FactorAssessmentSignal
Cash Position~₹1,200Cr cash — 2–3 years runway at current burn rate. Not a distress situation.Stable
Loss Trajectory₹2,848Cr (FY22) → ₹435Cr (FY25). 85% reduction in 3 years. Direction is correct.Improving
Revenue DirectionRevenue declined from FY23 to FY25 as offline expansion was rationalised. IPO requires revenue growth.Concern
IPO ProspectsRequires profitability demonstration and revenue growth recovery. Not imminent. Blocked by valuation expectations vs. market reality.Uncertain
Franchise ModelReduces capex intensity. Smart capital allocation. Unproven at scale — execution risk.Watch
Competitive PositionPhysicsWallah (listed, growing) now a stronger competitor. Allen (profitable, large-scale offline) permanent threat in Unacademy's core categories.Challenged

Future Outlook

Unacademy's future has two possible trajectories. In the recovery trajectory: the franchise model generates revenue without capex, the contribution-margin-positive verticals (UPSC, NEET PG, CAT) grow from their stabilised base, PrepLadder and Graphy continue generating cash, and Airlearn proves that a second product can reach significant scale. Within 3 years, the company demonstrates EBITDA positivity at a smaller but healthier revenue base — and a strategic acquisition or IPO becomes possible at a realistic valuation.
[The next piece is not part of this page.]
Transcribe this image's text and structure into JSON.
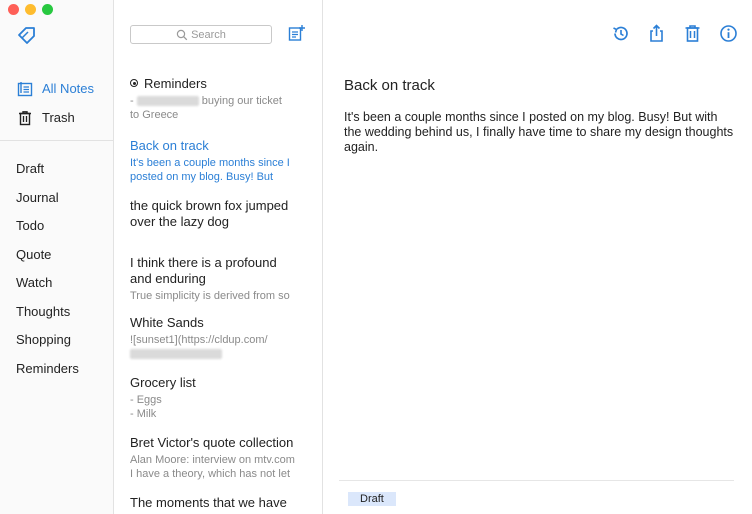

In the stagnation trajectory: the franchise model fails to scale, competition from PhysicsWallah and Allen Academy continues pressuring the test-prep core, Airlearn faces the same AI-disruption headwinds as Duolingo, and the company slowly depletes its ₹1,200 crore cash reserve without establishing a clear path to profitability. The employees who remain become progressively more risk-averse, the best talent continues leaving, and the company becomes a subscale niche player rather than a platform.

The Roman Saini Question

In 2025, reports emerged that Roman Saini was stepping back from day-to-day operations to focus on AirLearn as a standalone venture. Roman's story — IAS officer who quit to democratise education — was Unacademy's most powerful brand asset. His reduced involvement with the core platform is a genuine intangible loss. The UPSC aspirant who enrolled because Roman Saini was a co-founder must now find other reasons to stay. Whether Gaurav Munjal's continued transparency and commitment to the mission can substitute for Roman's origin story is a cultural question that no financial analysis can fully answer.

The Bottom Line

Unacademy raised $880 million, hired 6,000 people, bought 12 companies, and reached India's second-highest edtech valuation. Then it gave almost all of it back. The valuation is down 90%. The headcount is down 70%. The acquisition talks with Allen and upGrad both failed. And yet: there's ₹1,200 crore in the bank, losses have been cut 85%, profitable subsidiaries are generating cash, and the founder is being more honest about it all than any Indian startup CEO has been about a comparable situation. Unacademy is not finished. It is being rebuilt — smaller, more honest, more careful. Whether that rebuild produces a sustainable business or a graceful wind-down is the question Gaurav Munjal is answering right now.